Re: [PATCH 5.4 160/344] dmaengine: imx-sdma: Fix memory leak
From: Sasha Levin
Date: Mon Feb 24 2020 - 16:23:24 EST
On Mon, Feb 24, 2020 at 03:57:18PM +0100, Sascha Hauer wrote:
On Mon, Feb 24, 2020 at 01:24:04PM +0000, Andreas Tobler wrote:
Hi all,
On 21.02.20 08:39, Greg Kroah-Hartman wrote:
> From: Sascha Hauer <s.hauer@xxxxxxxxxxxxxx>
>
> [ Upstream commit 02939cd167095f16328a1bd5cab5a90b550606df ]
>
> The current descriptor is not on any list of the virtual DMA channel.
> Once sdma_terminate_all() is called when a descriptor is currently
> in flight then this one is forgotten to be freed.
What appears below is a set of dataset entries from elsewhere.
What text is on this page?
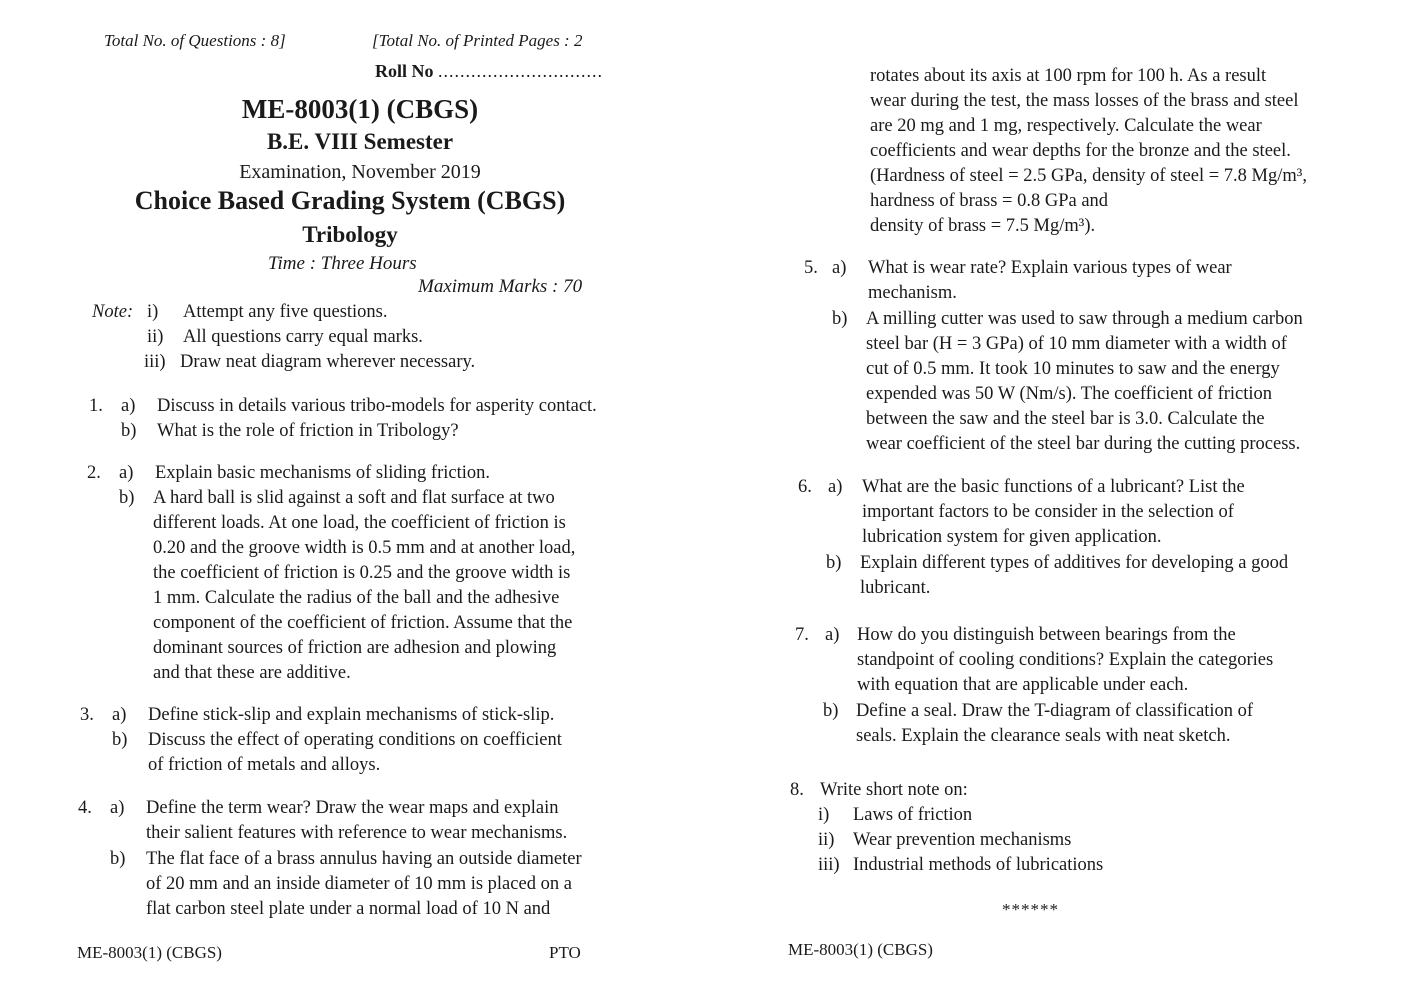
Total No. of Questions : 8]	[Total No. of Printed Pages : 2
Roll No ..............................
ME-8003(1) (CBGS)
B.E. VIII Semester
Examination, November 2019
Choice Based Grading System (CBGS)
Tribology
Time : Three Hours
Maximum Marks : 70
Note: i) Attempt any five questions.
ii) All questions carry equal marks.
iii) Draw neat diagram wherever necessary.
1. a) Discuss in details various tribo-models for asperity contact.
b) What is the role of friction in Tribology?
2. a) Explain basic mechanisms of sliding friction.
b) A hard ball is slid against a soft and flat surface at two
different loads. At one load, the coefficient of friction is
0.20 and the groove width is 0.5 mm and at another load,
the coefficient of friction is 0.25 and the groove width is
1 mm. Calculate the radius of the ball and the adhesive
component of the coefficient of friction. Assume that the
dominant sources of friction are adhesion and plowing
and that these are additive.
3. a) Define stick-slip and explain mechanisms of stick-slip.
b) Discuss the effect of operating conditions on coefficient
of friction of metals and alloys.
4. a) Define the term wear? Draw the wear maps and explain
their salient features with reference to wear mechanisms.
b) The flat face of a brass annulus having an outside diameter
of 20 mm and an inside diameter of 10 mm is placed on a
flat carbon steel plate under a normal load of 10 N and
ME-8003(1) (CBGS)	PTO
rotates about its axis at 100 rpm for 100 h. As a result
wear during the test, the mass losses of the brass and steel
are 20 mg and 1 mg, respectively. Calculate the wear
coefficients and wear depths for the bronze and the steel.
(Hardness of steel = 2.5 GPa, density of steel = 7.8 Mg/m³,
hardness of brass = 0.8 GPa and
density of brass = 7.5 Mg/m³).
5. a) What is wear rate? Explain various types of wear
mechanism.
b) A milling cutter was used to saw through a medium carbon
steel bar (H = 3 GPa) of 10 mm diameter with a width of
cut of 0.5 mm. It took 10 minutes to saw and the energy
expended was 50 W (Nm/s). The coefficient of friction
between the saw and the steel bar is 3.0. Calculate the
wear coefficient of the steel bar during the cutting process.
6. a) What are the basic functions of a lubricant? List the
important factors to be consider in the selection of
lubrication system for given application.
b) Explain different types of additives for developing a good
lubricant.
7. a) How do you distinguish between bearings from the
standpoint of cooling conditions? Explain the categories
with equation that are applicable under each.
b) Define a seal. Draw the T-diagram of classification of
seals. Explain the clearance seals with neat sketch.
8. Write short note on:
i) Laws of friction
ii) Wear prevention mechanisms
iii) Industrial methods of lubrications
******
ME-8003(1) (CBGS)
We have to call
> vchan_terminate_vdesc() on this descriptor to re-add it to the lists.
> Now that we also free the currently running descriptor we can (and
> actually have to) remove the current descriptor from its list also
> for the cyclic case.
>
> Signed-off-by: Sascha Hauer <s.hauer@xxxxxxxxxxxxxx>
> Reviewed-by: Robin Gong <yibin.gong@xxxxxxx>
> Tested-by: Robin Gong <yibin.gong@xxxxxxx>
> Link: https://lore.kernel.org/r/20191216105328.15198-10-s.hauer@xxxxxxxxxxxxxx
> Signed-off-by: Vinod Koul <vkoul@xxxxxxxxxx>
> Signed-off-by: Sasha Levin <sashal@xxxxxxxxxx>
> ---
> drivers/dma/imx-sdma.c | 19 +++++++++++--------
> 1 file changed, 11 insertions(+), 8 deletions(-)
>
> diff --git a/drivers/dma/imx-sdma.c b/drivers/dma/imx-sdma.c
> index c27e206a764c3..66f1b2ac5cde4 100644
> --- a/drivers/dma/imx-sdma.c
> +++ b/drivers/dma/imx-sdma.c
> @@ -760,12 +760,8 @@ static void sdma_start_desc(struct sdma_channel *sdmac)
> return;
> }
> sdmac->desc = desc = to_sdma_desc(&vd->tx);
> - /*
> - * Do not delete the node in desc_issued list in cyclic mode, otherwise
> - * the desc allocated will never be freed in vchan_dma_desc_free_list
> - */
> - if (!(sdmac->flags & IMX_DMA_SG_LOOP))
> - list_del(&vd->node);
> +
> + list_del(&vd->node);
>
> sdma->channel_control[channel].base_bd_ptr = desc->bd_phys;
> sdma->channel_control[channel].current_bd_ptr = desc->bd_phys;
> @@ -1071,7 +1067,6 @@ static void sdma_channel_terminate_work(struct work_struct *work)
>
> spin_lock_irqsave(&sdmac->vc.lock, flags);
> vchan_get_all_descriptors(&sdmac->vc, &head);
> - sdmac->desc = NULL;
> spin_unlock_irqrestore(&sdmac->vc.lock, flags);
> vchan_dma_desc_free_list(&sdmac->vc, &head);
> sdmac->context_loaded = false;
> @@ -1080,11 +1075,19 @@ static void sdma_channel_terminate_work(struct work_struct *work)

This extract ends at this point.